State Key Laboratory of Genetic Engineering and Collaborative Innovation Center for Genetics and Development, School of Life Sciences, Institutes of Biomedical Sciences, Human Phenome Institute, Zhongshan Hospital, Fudan University, Shanghai, China.
Department of Gastrointestinal Medical Oncology, Fudan University Shanghai Cancer Center, Shanghai, China.
Nat Commun. 2024 Feb 1;15(1):980. doi: 10.1038/s41467-024-44911-1.
Cetuximab therapy is the major treatment for colorectal cancer (CRC), but drug resistance limits its effectiveness. Here, we perform longitudinal and deep proteomic profiling of 641 plasma samples originated from 147 CRC patients (CRCs) undergoing cetuximab therapy with multi-course treatment, and 90 healthy controls (HCs). COL12A1, THBS2, S100A8, and S100A9 are screened as potential proteins to distinguish CRCs from HCs both in plasma and tissue validation cohorts. We identify the potential biomarkers (RRAS2, MMP8, FBLN1, RPTOR, and IMPDH2) for the initial response prediction. In a longitudinal setting, we identify two clusters with distinct fluctuations and construct the model with high accuracy to predict the longitudinal response, further validated in the independent cohort. This study reveals the heterogeneity of different biomarkers for tumor diagnosis, the initial and longitudinal response prediction respectively in the first course and multi-course cetuximab treatment, may ultimately be useful in monitoring and intervention strategies for CRC.
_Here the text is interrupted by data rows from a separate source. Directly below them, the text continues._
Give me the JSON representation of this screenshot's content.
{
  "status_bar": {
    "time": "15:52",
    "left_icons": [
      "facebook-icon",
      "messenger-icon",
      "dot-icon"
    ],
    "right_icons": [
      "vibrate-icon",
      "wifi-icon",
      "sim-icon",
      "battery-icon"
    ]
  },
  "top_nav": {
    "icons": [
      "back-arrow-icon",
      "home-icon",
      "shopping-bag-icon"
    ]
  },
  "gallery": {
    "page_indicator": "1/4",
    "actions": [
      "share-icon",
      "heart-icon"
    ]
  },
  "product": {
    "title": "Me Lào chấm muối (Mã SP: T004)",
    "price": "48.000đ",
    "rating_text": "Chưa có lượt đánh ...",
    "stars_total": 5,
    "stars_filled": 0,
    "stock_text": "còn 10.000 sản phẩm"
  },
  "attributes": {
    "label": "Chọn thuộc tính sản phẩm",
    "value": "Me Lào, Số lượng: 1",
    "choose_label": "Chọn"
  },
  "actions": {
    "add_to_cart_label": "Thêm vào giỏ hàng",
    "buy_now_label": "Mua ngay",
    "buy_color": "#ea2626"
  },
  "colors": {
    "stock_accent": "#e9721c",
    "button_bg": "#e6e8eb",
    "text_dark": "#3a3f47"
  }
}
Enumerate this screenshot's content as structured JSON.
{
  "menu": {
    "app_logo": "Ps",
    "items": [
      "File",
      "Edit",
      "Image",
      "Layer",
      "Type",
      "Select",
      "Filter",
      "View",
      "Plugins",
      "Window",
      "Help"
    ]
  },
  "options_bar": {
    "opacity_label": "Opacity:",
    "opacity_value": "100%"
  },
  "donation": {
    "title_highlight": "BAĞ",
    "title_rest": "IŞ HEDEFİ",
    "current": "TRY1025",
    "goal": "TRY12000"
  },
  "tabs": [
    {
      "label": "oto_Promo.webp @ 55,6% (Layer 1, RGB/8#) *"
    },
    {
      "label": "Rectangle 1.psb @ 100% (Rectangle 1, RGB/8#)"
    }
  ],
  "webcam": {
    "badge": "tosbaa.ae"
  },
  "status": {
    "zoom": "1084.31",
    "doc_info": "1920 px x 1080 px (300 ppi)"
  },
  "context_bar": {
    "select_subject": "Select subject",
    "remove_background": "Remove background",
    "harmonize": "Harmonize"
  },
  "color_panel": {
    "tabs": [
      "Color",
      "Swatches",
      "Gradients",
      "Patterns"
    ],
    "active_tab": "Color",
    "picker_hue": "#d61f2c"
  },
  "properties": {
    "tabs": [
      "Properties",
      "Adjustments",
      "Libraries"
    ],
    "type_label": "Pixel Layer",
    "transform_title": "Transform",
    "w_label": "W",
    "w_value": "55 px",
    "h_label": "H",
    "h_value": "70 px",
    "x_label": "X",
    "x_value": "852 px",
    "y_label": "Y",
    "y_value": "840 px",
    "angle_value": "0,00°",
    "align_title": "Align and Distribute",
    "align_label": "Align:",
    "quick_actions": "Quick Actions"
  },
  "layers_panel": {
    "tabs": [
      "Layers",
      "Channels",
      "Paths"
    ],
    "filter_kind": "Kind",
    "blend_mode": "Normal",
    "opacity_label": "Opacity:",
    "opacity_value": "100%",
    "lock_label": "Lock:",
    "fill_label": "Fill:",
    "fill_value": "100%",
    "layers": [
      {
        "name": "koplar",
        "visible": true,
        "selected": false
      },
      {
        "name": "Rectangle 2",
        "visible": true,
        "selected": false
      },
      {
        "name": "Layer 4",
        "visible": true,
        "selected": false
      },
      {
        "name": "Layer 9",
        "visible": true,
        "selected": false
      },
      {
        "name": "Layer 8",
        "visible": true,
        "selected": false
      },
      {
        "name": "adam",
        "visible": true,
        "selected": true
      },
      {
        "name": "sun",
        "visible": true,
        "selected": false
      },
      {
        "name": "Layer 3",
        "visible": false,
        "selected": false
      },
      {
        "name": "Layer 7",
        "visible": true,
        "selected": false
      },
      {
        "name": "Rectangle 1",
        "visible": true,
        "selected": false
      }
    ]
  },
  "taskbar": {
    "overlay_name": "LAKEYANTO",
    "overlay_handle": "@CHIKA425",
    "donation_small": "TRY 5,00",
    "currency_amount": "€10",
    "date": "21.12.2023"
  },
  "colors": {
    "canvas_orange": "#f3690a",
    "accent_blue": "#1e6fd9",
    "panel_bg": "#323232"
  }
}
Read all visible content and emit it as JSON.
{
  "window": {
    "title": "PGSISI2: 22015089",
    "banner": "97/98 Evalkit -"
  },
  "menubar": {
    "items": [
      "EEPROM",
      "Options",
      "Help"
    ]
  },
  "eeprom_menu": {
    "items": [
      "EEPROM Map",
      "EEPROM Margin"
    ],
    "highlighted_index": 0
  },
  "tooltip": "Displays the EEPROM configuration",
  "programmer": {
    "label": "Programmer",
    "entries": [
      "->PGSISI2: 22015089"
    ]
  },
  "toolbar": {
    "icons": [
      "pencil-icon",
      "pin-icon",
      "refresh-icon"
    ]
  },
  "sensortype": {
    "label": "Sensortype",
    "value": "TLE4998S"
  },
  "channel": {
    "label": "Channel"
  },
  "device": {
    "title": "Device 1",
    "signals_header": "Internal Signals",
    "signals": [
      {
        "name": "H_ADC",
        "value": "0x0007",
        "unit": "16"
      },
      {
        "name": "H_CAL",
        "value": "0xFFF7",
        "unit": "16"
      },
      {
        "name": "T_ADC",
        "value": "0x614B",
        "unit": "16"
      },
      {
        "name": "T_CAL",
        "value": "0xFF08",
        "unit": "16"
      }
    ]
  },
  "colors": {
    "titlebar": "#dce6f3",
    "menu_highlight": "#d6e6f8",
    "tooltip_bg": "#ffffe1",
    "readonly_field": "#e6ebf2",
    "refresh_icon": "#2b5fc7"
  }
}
西妥昔单抗治疗是结直肠癌(CRC)的主要治疗方法,但药物耐药性限制了其疗效。在这里,我们对 147 例接受西妥昔单抗多疗程治疗的 CRC 患者(CRC)的 641 份血浆样本进行了纵向和深度蛋白质组学分析,并对 90 名健康对照(HC)进行了分析。在血浆和组织验证队列中,COL12A1、THBS2、S100A8 和 S100A9 被筛选为潜在蛋白,以区分 CRC 和 HCs。我们确定了潜在的生物标志物(RRAS2、MMP8、FBLN1、RPTOR 和 IMPDH2),用于预测初始反应。在纵向研究中,我们发现了两个具有不同波动的簇,并构建了一个具有高精度的模型来预测纵向反应,该模型在独立队列中得到了进一步验证。这项研究揭示了不同生物标志物在肿瘤诊断、初始和纵向反应预测方面的异质性,分别在西妥昔单抗治疗的第一疗程和多疗程中,最终可能对 CRC 的监测和干预策略有用。